COLUMN: Floor traditions ignored by residence department

Tim Kearns

The Department of Residence is probably no one’s favorite department on campus. By default, they are the department that a good portion of everyone’s money goes to each semester they live on campus. But it would take a lot to make the Department of Residence come up with something worse than the Fresh Start program and its unintended companion, the 75/25 ratio for dorm houses.

The Fresh Start program is pretty unsurprising stuff, particularly in a time when most of the universities around us have gone totally dry. It merely creates “substance-free” floors and visitation rules that will assure the parents of freshmen that if they’re sleeping around, at least they have to play without a home-bed advantage.

So the Fresh Start program allows freshmen to live in houses that are mostly freshmen, prevents them from having alcohol or drugs in their rooms, and doesn’t allow them to smoke in their rooms.

Then, in order to prove that these freshmen were “active,” there was a lovely co-curricular transcript, on which residents had to submit a statement of clubs they were in, community service they’d done, and other “personal development,” which, by definition, means developing from being a fetus or some sort of android technology. As a direct result of the fact that not having these three things would lead to getting kicked out, I can say for certain that my own transcript was fictional, and that most of the people I knew had the same situation.

I can say these things, because alas, I already lived in the Fresh Start program my freshman year and consider myself in every way handicapped by the experience.
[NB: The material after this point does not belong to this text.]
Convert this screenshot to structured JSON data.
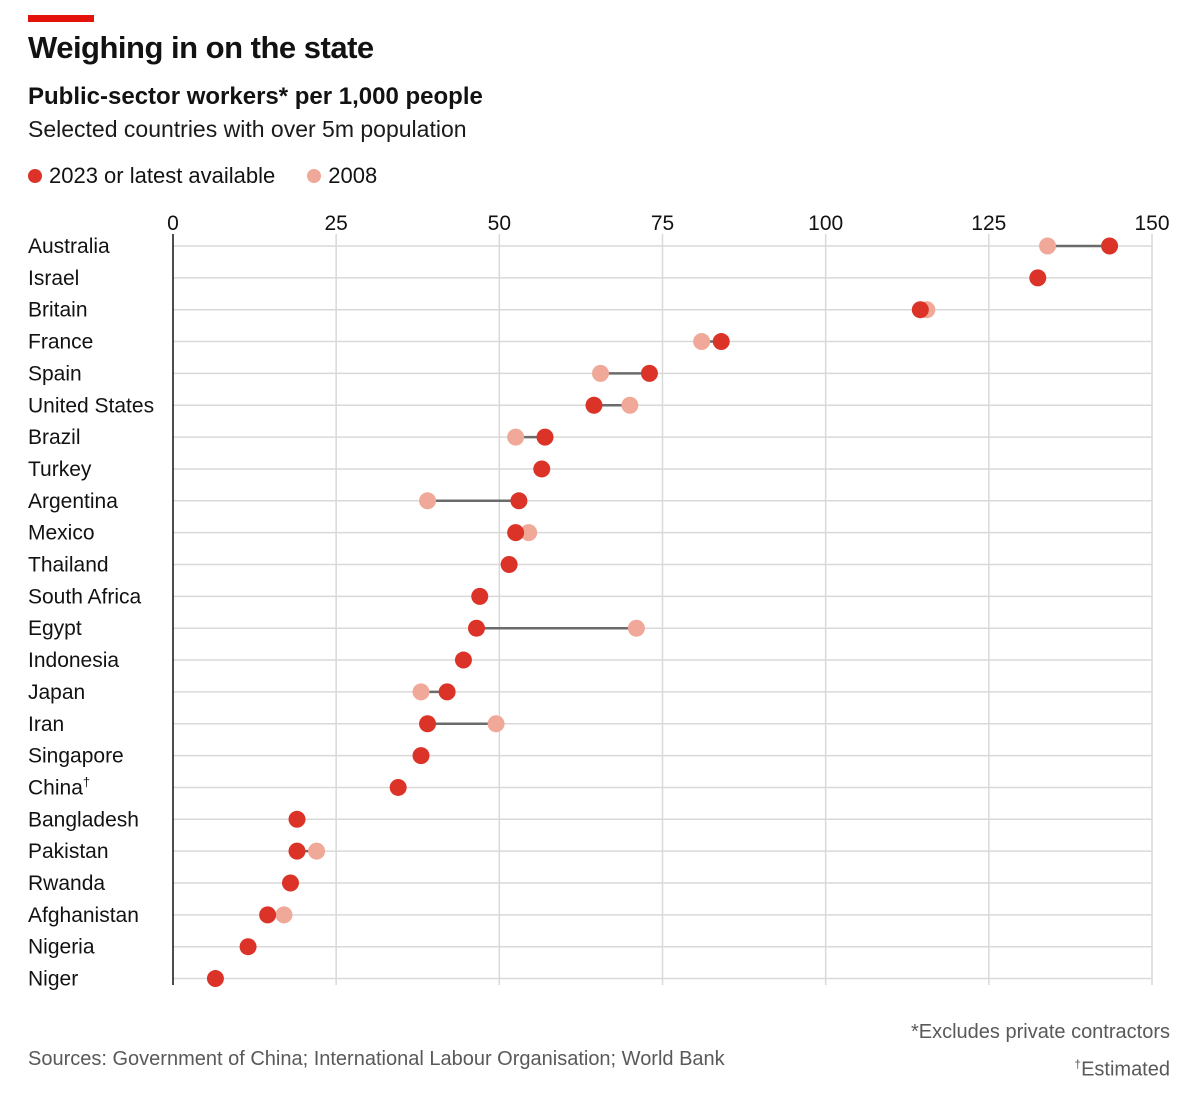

The building, the beloved Maple Hall, was fine, the facilities were pristine, but living there closely resembled hell.

But meaningless, ineffective policies are hardly the worst thing the Department of Residence has in store, because the controlled ratio is frivolous, dangerous and harmful to every student on this campus.

The ratio, originally set at 75 percent freshmen and 25 percent upperclassmen as a goal for houses, has been revised to allow a sliding scale of up to 50 percent not freshmen. And for this, we should feel angry. Because although the residence department listened to student complaints, they didn’t get the point.

As a former resident of Fairchild House in Roberts Hall, I have seen the effect of a floor with seemingly tenured residents. I lived there in the first year where the floor was 50 percent freshmen, and I was told on several occasions that it just wasn’t the same.

I’ve also seen how things have gone the last two years, and there’s something distinctly missing.

There was more tradition in Fairchild House than Maple will have in the next 50 years. Kaleidoquiz (which our alumni won again this year), the BWR Challenge, and a nice train of people being shuttled off to the GSB presidency, with Andy Tofilon and T.J. Schneider both being former Fairchildians, are all part of the Fairchild experience as much as the first weeks of August and 100 degree bedrooms or rattling heaters.

Fairchild has rivalries. Maple Hall didn’t have rivalries, it had “communities.” If one house challenged another to a football game, both houses would probably be tossed for advocating competition rather than cooperation.

Fairchild had all these things, and the primary reason is because it had people coming back for a second year or a third or a sixth.

Even if those people may drink or be less than “substance-free,” they’re at least a person who drinks that is in his second or third year in school, not like so many freshmen that drink their way out their first year, even if they do live in Maple Hall.

Let people live where they want. Freshmen certainly need space in the residence halls, so if a few upperclassmen have to be deposited in temporary housing to give freshmen dorm rooms, that is fine, but there’s no reason to toss them out altogether.

Policies shouldn’t be made unless they are effective, which takes care of the Fresh Start program. They also shouldn’t be made unless there is a defined benefit, which certainly eliminates a 75/25 ratio or any defined ratio.

The Fresh Start program looks, sounds and is stale. I’m thankful my fresh start lasted only a year. Otherwise I may never have gotten past the starting line.